Alternative fault-rupture-scaling relationships are developed for Mw 7.1–
9.5 subduction interface earthquakes using a new database of consistently derived finitefault
rupture models from teleseismic inversion. Scaling relationships are derived for
rupture area, rupture length, rupture width, maximum slip, and average slip. These relationships
apply width saturation for large-magnitude interface earthquakes (approximately
Mw >8:6) for which the physical characteristics of subduction zones limit the
depth extent of seismogenic rupture, and consequently, the down-dip limit of strong
ground motion generation. On average, the down-dip rupture width for interface earthquakes
saturates near 200 km (196 km on average). Accordingly, the reinterpretation of
rupture-area scaling for subduction interface earthquakes through the use of a bilinear
scaling model suggests that rupture asperity area is less well correlated with magnitude
for earthquakes Mw >8:6. Consequently, the size of great-magnitude earthquakes appears
to be more strongly controlled by the average slip across asperities.

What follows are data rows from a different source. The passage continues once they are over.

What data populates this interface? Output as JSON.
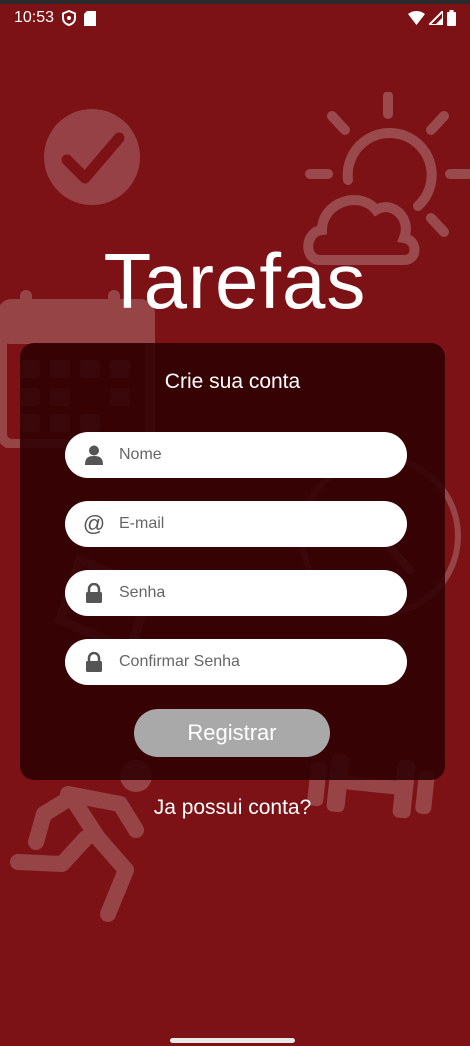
{
  "status_bar": {
    "time": "10:53",
    "icons_left": [
      "shield-icon",
      "sd-card-icon"
    ],
    "icons_right": [
      "wifi-icon",
      "signal-icon",
      "battery-icon"
    ]
  },
  "app": {
    "title": "Tarefas"
  },
  "form": {
    "heading": "Crie sua conta",
    "fields": [
      {
        "icon": "person-icon",
        "placeholder": "Nome",
        "value": ""
      },
      {
        "icon": "at-icon",
        "placeholder": "E-mail",
        "value": ""
      },
      {
        "icon": "lock-icon",
        "placeholder": "Senha",
        "value": ""
      },
      {
        "icon": "lock-icon",
        "placeholder": "Confirmar Senha",
        "value": ""
      }
    ],
    "register_label": "Registrar",
    "at_symbol": "@"
  },
  "login_link": "Ja possui conta?",
  "colors": {
    "background": "#7d1216",
    "card": "#2d0002",
    "button_disabled": "#a9a9a9",
    "field": "#ffffff"
  }
}
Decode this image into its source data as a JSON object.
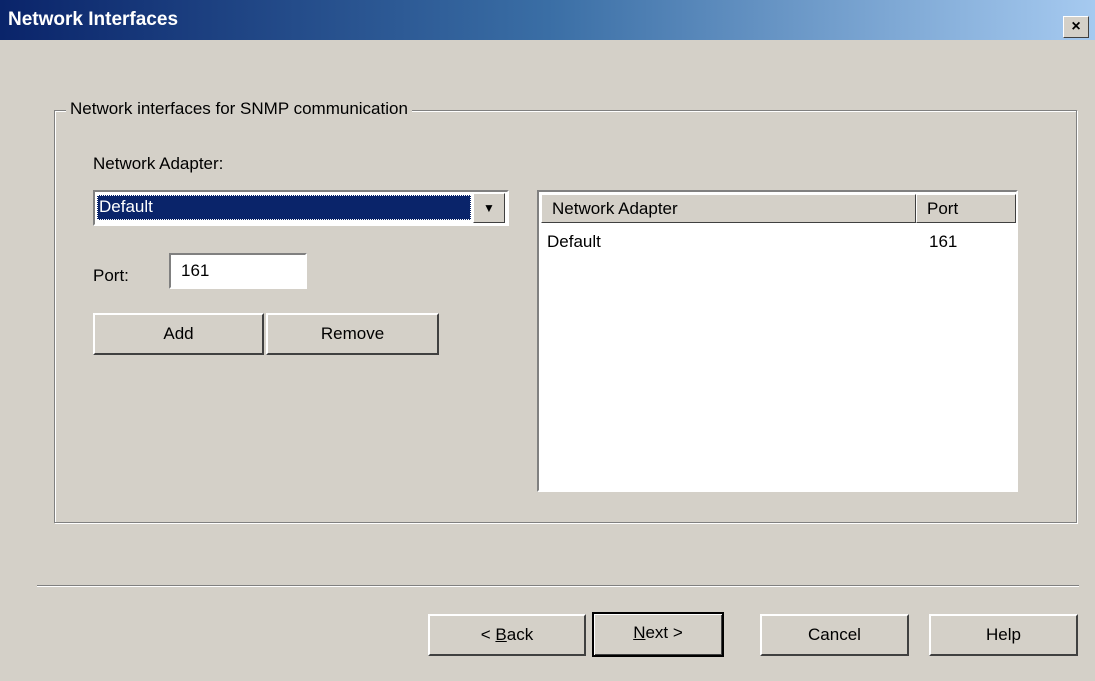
{
  "window": {
    "title": "Network Interfaces",
    "close_label": "×"
  },
  "group": {
    "legend": "Network interfaces for SNMP communication"
  },
  "adapter": {
    "label": "Network Adapter:",
    "selected": "Default",
    "dropdown_icon": "▼"
  },
  "port": {
    "label": "Port:",
    "value": "161"
  },
  "actions": {
    "add_label": "Add",
    "remove_label": "Remove"
  },
  "list": {
    "columns": [
      "Network Adapter",
      "Port"
    ],
    "rows": [
      {
        "adapter": "Default",
        "port": "161"
      }
    ]
  },
  "footer": {
    "back_prefix": "< ",
    "back_accel": "B",
    "back_rest": "ack",
    "next_accel": "N",
    "next_rest": "ext >",
    "cancel_label": "Cancel",
    "help_label": "Help"
  }
}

The sensitivity of the interface scaling relationships is evaluated against geographic
region (or subduction zone) and average dip along the rupture interface to
assess the need for correction factors. Although regional perturbations in fault-rupture
scaling could be identified, statistical significance analyses suggest there is little
rationale for implementing regional correction factors based on the limited number
of interface rupture models available for each region.
Fault-rupture-scaling relationships are also developed for intraslab (within the
subducting slab), extensional outer-rise and offshore strike-slip environments. For
these environments, the rupture width and area scaling properties yield smaller dimensions
than interface ruptures for the corresponding magnitude. However, average and
maximum slip metrics yield larger values than interface events. These observations
reflect both the narrower fault widths and higher stress drops in these faulting environments.
Although expressing significantly different rupture-scaling properties from
earthquakes in subduction environments, the characteristics of offshore strike-slip
earthquake ruptures compare similarly to commonly used rupture-scaling relationships
for onshore strike-slip earthquakes.